Musikgeschichten #27 | Depeche Mode „Memento mori“ (2023)

„Don’t play with my world, don’t mess with my mind, don’t question my spacetime, my cosmos is mine.“

Die Beziehung zur Lieblingsband ist wohl bei den meisten Menschen eine Art Hassliebe. Jeder Fan meint besser zu wissen als die Musiker selbst, wie ihre Songs klingen müssen, wieso das Album nicht funktioniert oder welches Stück die bessere erste Single wäre. Ich nehme mich da nicht aus, doch interessanterweise lässt sich meine Begeisterung für Depeche Mode recht präzise in zwei Phasen unterteilen.

Die erste begann 2001 mit dem Album „Exciter“. Für die Band ein Comeback, für mich der Erstkontakt. In den Folgejahren arbeitete ich mich durch alle vorherigen Alben, sammelte wie eine Besessene Remixe und seltene B-Seiten, und las mir alles an, was es über die Band zu erfahren gab. Die zweite Phase begann grob um 2005 herum. „Playing the Angel“ war in seiner Beliebigkeit noch einigermaßen zu verkraften, doch die nachfolgenden Alben waren für mich persönlich eine Katastrophe.
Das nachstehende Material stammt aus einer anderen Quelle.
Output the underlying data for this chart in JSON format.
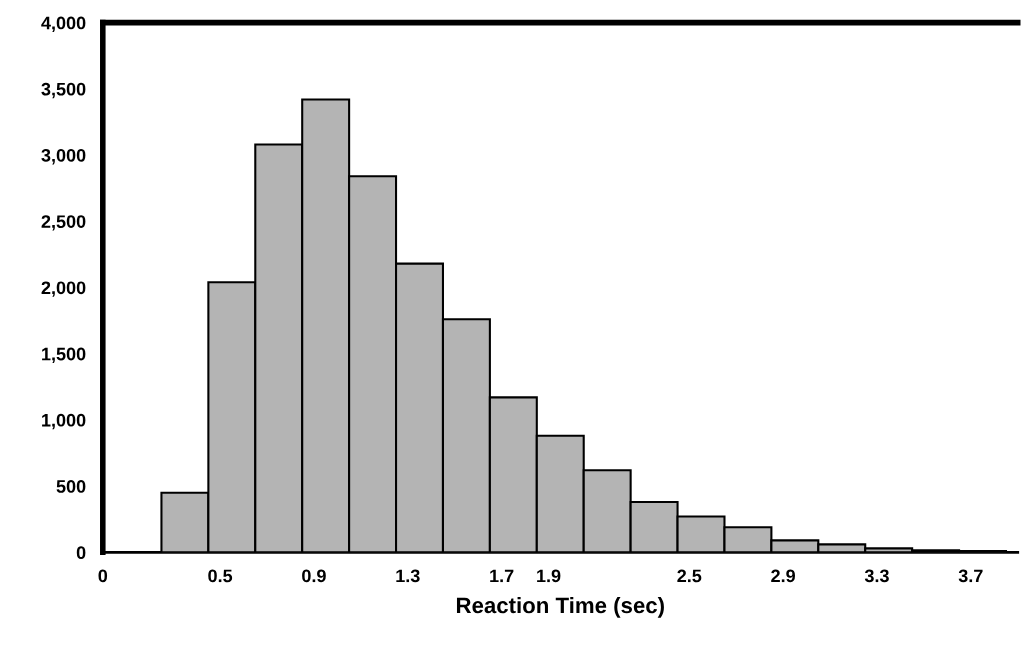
{
  "chart_data": {
    "type": "histogram",
    "xlabel": "Reaction Time (sec)",
    "bins": [
      0.25,
      0.45,
      0.65,
      0.85,
      1.05,
      1.25,
      1.45,
      1.65,
      1.85,
      2.05,
      2.25,
      2.45,
      2.65,
      2.85,
      3.05,
      3.25,
      3.45,
      3.65,
      3.85
    ],
    "values": [
      450,
      2040,
      3080,
      3420,
      2840,
      2180,
      1760,
      1170,
      880,
      620,
      380,
      270,
      190,
      90,
      60,
      30,
      15,
      10
    ],
    "color": "#b4b4b4",
    "xlim": [
      0,
      3.9
    ],
    "xticks": [
      0,
      0.5,
      0.9,
      1.3,
      1.7,
      1.9,
      2.5,
      2.9,
      3.3,
      3.7
    ],
    "ylim": [
      0,
      4000
    ],
    "yticks": [
      0,
      500,
      {
        "value": 1000,
        "label": "1,000"
      },
      {
        "value": 1500,
        "label": "1,500"
      },
      {
        "value": 2000,
        "label": "2,000"
      },
      {
        "value": 2500,
        "label": "2,500"
      },
      {
        "value": 3000,
        "label": "3,000"
      },
      {
        "value": 3500,
        "label": "3,500"
      },
      {
        "value": 4000,
        "label": "4,000"
      }
    ],
    "grid": false
  }
}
Und es lag gar nicht so sehr daran, dass die Musik schlechter wurde, sie hörte nur irgendwie auf, neu und originell zu sein.

Vorhang auf für „Memento mori“, ein Album, das im Vorfeld natürlich stark vom Tode Andy Fletchers überschattet wurde. Ich war indifferent, um es mal diplomatisch zu formulieren. Die erste Singleauskopplung war okay, riss mich aber nicht vom Hocker. Also entschloss ich mich erstmals in meiner Fangeschichte dafür, nicht die super duper exklusive Deluxe-Edition zu kaufen, sondern bestellte ganz banal die Standard-CD für 20 Euro. (Im billigen Pappschuber scheinen sie indes beide zu stecken, es macht also keinen großen Unterschied. Insgesamt bedaure ich als Musikliebhaber diese Entwicklung sehr.)

Das Überraschendste an dem Album: Es klingt gut. Also, so richtig. Plötzlich scheint jeder einzelne Song wieder seine Berechtigung zu haben, aufs erste, zweite und selbst dritte Hören gibt es diesmal kein lästiges Füllmaterial. Nicht jeder Song zündet sofort, aber auch das ist unerwartet normal, denn manchmal brauchen Depeche-Mode-Songs eben eine Weile. Eine gewisse Affinität zu 80er-Jahre-Klängen lässt sich „Memento mori“ übrigens nicht absprechen, vielleicht fühle ich mich auch deshalb so wohl darin, aber es wirkt nicht aufgewärmt, sondern eher wie eine organische Weiterentwicklung.

Einen klaren Lieblingssong kann ich nach so kurzer Zeit noch nicht benennen, zumal dieser erste Eindruck ohnehin allein auf dem Sound basiert. Es ist nicht ausgeschlossen, dass sich mir andere Songs erst öffnen, wenn ich mich mit ihrer Aussage befasse. Immerhin gab es die letzten Jahre genug Krisen, an denen sich Martin Gore genüsslich abarbeiten konnte. Festzuhalten bleibt aber, dass gerade der Mittelteil von „My favourite Stranger“ über „Caroline’s Monkey“ bis zu „People are good“ extrem stark ist. Hier steckt viel Ohrwurm-Potenzial!

Übrigens, ich hab natürlich gelogen, mein erster Lieblingssong auf jedem Depeche-Mode-Album ist seit jeher zielsicher der, den Martin singt. Kann man es mir verdenken?